A massive bill of almost £300,000 was spent on repairs at schools that were vandalised last year making Falkirk one of the worst areas in Scotland for the problem.
Falkirk Council spent a total of £281,000 on fixing damage caused by the recklessness in 2010-11, which is depriving communities of much-needed cash for other vital services.
Around £800 worth of damage was done in one incident at Victoria Primary School when a bike shed was wrecked during the summer.
The district was the worst in Scotland spending £12 per head of school age population, worse even than the country’s biggest city, which spent just half that, although Glasgow’s bill was significantly more at £448,310.
Falkirk’s bill was also the third highest in Scotland behind Glasgow and Fife which was £347,779.
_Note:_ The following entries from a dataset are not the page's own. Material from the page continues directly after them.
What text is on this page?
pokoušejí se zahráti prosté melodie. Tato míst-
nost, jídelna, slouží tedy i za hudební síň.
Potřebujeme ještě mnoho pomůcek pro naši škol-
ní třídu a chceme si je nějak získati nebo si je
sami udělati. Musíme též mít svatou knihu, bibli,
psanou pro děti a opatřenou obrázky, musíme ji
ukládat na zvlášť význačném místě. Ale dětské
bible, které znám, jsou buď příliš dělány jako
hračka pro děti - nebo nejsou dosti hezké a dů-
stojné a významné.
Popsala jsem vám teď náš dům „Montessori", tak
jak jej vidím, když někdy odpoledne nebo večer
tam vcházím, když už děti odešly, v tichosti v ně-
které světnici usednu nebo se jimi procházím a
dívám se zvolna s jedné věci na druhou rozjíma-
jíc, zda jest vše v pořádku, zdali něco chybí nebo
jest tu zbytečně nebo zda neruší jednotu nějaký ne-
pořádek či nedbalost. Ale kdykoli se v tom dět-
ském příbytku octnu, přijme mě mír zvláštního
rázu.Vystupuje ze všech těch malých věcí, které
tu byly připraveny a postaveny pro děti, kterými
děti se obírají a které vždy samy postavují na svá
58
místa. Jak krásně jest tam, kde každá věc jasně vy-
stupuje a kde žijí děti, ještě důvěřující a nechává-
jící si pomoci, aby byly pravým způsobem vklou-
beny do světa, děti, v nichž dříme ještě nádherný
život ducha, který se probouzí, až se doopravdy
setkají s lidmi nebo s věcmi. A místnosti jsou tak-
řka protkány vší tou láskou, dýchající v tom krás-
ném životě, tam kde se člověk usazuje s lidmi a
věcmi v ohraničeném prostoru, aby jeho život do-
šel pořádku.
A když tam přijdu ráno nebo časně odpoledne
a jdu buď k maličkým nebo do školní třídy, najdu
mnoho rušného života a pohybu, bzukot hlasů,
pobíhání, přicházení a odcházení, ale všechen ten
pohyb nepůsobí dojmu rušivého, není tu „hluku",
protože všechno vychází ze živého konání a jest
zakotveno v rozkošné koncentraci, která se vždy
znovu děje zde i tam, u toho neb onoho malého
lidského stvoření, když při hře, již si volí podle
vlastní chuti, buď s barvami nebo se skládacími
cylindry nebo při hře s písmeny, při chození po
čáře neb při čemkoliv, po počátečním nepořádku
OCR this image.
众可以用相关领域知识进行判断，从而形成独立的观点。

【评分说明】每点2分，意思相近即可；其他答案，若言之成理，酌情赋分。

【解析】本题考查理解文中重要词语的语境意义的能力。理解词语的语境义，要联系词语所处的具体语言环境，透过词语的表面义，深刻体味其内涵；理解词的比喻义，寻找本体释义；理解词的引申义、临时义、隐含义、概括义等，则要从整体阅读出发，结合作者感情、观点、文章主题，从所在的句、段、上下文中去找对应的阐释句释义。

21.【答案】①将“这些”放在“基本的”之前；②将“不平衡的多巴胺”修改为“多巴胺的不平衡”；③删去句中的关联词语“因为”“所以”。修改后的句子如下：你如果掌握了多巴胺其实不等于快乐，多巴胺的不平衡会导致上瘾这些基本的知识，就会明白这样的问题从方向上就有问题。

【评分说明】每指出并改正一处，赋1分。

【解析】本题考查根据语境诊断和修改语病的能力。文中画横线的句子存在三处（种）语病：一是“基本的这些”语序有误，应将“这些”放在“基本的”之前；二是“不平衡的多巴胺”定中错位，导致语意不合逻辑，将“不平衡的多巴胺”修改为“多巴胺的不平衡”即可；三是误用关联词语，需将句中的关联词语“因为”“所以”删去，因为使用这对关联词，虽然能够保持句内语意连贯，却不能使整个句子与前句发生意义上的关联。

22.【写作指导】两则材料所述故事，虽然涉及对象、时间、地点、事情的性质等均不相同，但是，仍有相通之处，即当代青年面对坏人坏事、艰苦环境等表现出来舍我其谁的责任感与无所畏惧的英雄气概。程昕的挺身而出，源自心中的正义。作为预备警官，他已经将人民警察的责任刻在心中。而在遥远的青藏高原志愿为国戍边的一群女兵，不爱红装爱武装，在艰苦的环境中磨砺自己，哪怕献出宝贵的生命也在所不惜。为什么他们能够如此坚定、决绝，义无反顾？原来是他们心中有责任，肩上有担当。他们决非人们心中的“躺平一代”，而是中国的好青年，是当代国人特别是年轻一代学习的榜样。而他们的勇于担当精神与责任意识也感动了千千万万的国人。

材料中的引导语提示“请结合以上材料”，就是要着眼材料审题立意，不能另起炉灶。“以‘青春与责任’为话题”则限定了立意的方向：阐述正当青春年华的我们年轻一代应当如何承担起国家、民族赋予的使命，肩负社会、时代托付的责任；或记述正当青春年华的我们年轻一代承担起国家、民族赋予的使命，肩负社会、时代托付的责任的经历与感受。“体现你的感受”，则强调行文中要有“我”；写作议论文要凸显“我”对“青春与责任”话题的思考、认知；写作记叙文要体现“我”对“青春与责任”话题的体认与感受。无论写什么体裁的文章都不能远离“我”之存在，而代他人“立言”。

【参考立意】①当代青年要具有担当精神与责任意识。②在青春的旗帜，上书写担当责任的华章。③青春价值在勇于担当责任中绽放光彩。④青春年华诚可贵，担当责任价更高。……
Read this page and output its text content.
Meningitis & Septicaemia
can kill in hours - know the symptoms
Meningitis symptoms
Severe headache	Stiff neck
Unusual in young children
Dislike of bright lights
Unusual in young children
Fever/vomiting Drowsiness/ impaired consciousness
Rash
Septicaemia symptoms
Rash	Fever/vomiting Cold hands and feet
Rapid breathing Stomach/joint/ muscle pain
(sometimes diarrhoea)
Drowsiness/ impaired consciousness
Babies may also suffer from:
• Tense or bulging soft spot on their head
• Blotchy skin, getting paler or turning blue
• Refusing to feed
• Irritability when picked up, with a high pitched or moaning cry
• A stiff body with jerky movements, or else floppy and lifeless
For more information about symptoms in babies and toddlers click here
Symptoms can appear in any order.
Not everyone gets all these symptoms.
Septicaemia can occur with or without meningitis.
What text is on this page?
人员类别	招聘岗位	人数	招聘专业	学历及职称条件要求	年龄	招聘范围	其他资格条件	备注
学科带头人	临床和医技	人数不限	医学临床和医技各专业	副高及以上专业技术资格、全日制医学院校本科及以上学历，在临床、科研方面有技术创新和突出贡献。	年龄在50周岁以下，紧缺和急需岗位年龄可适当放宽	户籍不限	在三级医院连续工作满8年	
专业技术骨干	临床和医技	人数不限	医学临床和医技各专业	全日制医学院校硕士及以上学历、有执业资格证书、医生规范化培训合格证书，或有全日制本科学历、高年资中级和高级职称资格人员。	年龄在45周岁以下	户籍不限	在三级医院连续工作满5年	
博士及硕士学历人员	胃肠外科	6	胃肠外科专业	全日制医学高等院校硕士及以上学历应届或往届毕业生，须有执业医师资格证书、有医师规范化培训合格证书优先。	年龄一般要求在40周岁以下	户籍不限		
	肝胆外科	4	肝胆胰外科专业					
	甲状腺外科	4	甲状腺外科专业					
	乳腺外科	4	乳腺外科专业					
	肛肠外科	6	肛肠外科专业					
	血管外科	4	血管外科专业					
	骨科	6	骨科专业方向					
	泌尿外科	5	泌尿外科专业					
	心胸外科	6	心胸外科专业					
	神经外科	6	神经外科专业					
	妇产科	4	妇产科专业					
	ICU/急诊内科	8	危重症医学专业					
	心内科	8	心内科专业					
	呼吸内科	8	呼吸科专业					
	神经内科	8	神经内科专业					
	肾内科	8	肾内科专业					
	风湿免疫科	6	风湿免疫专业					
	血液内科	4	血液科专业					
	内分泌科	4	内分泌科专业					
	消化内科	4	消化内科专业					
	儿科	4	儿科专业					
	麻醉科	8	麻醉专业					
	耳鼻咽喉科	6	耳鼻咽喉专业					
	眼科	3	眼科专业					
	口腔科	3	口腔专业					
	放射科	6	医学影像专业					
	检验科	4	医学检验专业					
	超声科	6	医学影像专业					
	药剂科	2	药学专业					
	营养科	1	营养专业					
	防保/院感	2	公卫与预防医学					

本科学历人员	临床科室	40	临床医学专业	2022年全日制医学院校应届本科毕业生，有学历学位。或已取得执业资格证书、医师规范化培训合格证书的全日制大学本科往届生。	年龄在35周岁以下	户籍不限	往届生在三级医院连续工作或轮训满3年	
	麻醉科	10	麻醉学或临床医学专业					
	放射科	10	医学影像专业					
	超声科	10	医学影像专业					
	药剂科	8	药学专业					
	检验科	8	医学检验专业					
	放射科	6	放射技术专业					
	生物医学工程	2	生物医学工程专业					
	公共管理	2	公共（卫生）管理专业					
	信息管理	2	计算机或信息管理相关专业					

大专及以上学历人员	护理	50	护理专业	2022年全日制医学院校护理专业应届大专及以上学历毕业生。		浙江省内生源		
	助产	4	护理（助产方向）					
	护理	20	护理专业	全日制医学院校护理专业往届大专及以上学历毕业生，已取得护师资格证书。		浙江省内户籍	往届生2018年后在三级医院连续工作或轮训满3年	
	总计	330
According to the figures obtained by the Scottish Conservatives, school vandalism cost the taxpayer more than £2.3 million last year - £45,000 a week.
Angry Tory councillor Malcolm Nicol said: “Every pound spent on vandalism is a pound away from frontline education. The people who do this need to realise it affects their own communities and families.”
Falkirk Council says it maintains a high level of vigilance in monitoring the problem and believes the figures could be misleading due to “limiting factors” in recording vandalisms.
Gary Greenhorn, head of educational planning and resources, said: “It is very difficult to compare vandalism figures as so many councils now have contracts with external companies under the PPP/PFI framework to operate school buildings.
“Further limiting factors are the ability to ensure actual and accurate recording of vandalism costs as this relies on the definition and interpretation of what has actually caused the damage.
“Also, the ability of financial systems to be able to separately identify the true cost and the extent to which school buildings are being used by or are open to general public and community use. has to be taken into account”
He added: “Education Services is fully committed to a zero tolerance policy towards vandalism and working with our schools and our partners to reduce vandalism costs.”